On 02/15/2015 11:03 AM, Rich Felker wrote:
> On Sun, Feb 15, 2015 at 10:41:36AM -0500, Zack Weinberg wrote:
>> On Sat, Feb 14, 2015 at 11:23 PM, Rich Felker <dalias@libc.org> 
>> wrote:
>>> On Sat, Feb 14, 2015 at 02:18:15PM -0500, Zack Weinberg wrote:
>>>> 
>>>> I have to say that I think tv_nsec (and tv_usec) being 
>>>> specified as bare 'long' is a spec bug _in and of itself_. The
>>>>  various *_t types exist precisely to make this sort of problem
>>>>  go away.  As such, I am inclined to think that the _proper_
>>>> fix is to file DRs to that effect, and then invent 'nseconds_t'
>>>> and use it.  Unconditionally - not just for 
>>>> ILP32-on-64-bit-kernel.
>>> 
>>> POSIX does that nonsense, yes. ISO C, not so much. There's 
>>> utterly no reason for the type of tv_nsec to be abstract like 
>>> this,
>> 
>> If you don't consider this very thread to demonstrate adequate 
>> reason for the type of tv_nsec to be abstract, then there's 
>> probably no point me arguing it with you any further, but ...
> 
> Bugs in an implementation are not automatically a reason to change a 
> specification. If you don't understand that there's probably no point
> in arguing with you.

I really do not see this as an implementation bug.  I see this as a
_spec_ bug.  POSIX.1b failed to foresee that putting a bare 'long' field
in a structure passed in and out of the kernel by reference would cause
problems for implementations that want to support LP64 and ILP32 ABIs on
the same kernel.  ISO C picked up the structure definition verbatim
without noticing that there was a problem. (Do you honestly think ISO C
wouldn't have copied over a hypothetical nseconds_t if it had already
been there in POSIX?)

...
> How is this a "sufficiently egregious case"? It's ONE 
> essentially-unused configuration of ONE implementation where 
> implementors failed to read the spec.

If you go back and look at the discussion on l-k, they (specifically,
HJ, H. Peter Anvin, and Linus, if I understand correctly) _did_ read the
spec and they decided it was wrong.

(from yr reply to HJ):
> There will never be more than 1000000000 nanoseconds in a second, and
> LONG_MAX is necessarily larger than 1000000000. Forcing all programs
> that are printing tv_nsec with %ld to change to %jd and cast the
> argument to (intmax_t) is not reasonable.

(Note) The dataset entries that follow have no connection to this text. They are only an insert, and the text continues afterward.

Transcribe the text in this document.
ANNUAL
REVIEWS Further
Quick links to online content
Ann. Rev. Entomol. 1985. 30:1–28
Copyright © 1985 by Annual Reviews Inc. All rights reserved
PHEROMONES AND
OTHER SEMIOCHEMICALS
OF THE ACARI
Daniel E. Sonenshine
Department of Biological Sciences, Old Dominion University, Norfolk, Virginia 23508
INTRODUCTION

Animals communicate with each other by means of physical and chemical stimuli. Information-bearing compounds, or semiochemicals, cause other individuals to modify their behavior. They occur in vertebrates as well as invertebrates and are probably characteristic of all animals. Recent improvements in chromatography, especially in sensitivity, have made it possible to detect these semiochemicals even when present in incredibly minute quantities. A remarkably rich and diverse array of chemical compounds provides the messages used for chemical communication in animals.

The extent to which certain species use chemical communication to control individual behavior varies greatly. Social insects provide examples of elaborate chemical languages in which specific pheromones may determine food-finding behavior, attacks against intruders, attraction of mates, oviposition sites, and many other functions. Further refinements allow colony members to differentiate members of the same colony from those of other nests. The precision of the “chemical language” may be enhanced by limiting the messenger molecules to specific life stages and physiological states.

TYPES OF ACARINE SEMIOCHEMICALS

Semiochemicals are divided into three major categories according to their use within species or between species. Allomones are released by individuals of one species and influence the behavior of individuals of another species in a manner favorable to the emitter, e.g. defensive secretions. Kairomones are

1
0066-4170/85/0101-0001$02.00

I sympathize somewhat with this argument, although I expect the
overwhelming majority of programs print tv_nsec by converting it to
_double_ for ease of combination with tv_sec.

However, it can be dealt with by appropriate requirements on the
underlying type:

    nseconds_t

        Used to count fractions of a second in nanoseconds.

        nseconds_t shall be an integer type able to represent values
        in the range [0, 1000000000).  For compatibility with
        historical practice, nseconds_t shall be signed and shall
        have integer conversion rank no larger than that of 'long'.

This effectively requires that the underlying type be either `int` or
`long`, which gives exactly the amount of flexibility that the kernel
needs in order to use the same clock_gettime etc. for both LP64 and ILP32:

    typedef __S32_TYPE __nseconds_t;

    struct timespec {
        __time_t tv_sec;
    #if __BYTE_ORDER == __BIG_ENDIAN
        __S32_TYPE   __unused;
        __nseconds_t tv_nsec;
    #else
        __nseconds_t tv_nsec;
        __S32_TYPE   __unused;
    #endif
    };

And then change the kernel not to read or write the __unused field.
On the affected ABIs, AFAIK it is reliably safe to pass an int to printf
using %ld because the arguments are either in registers that get
automatically extended to 64 bits, or they are in stack slots that are
required to be padded to 64 bits at the high end (whichever end that is).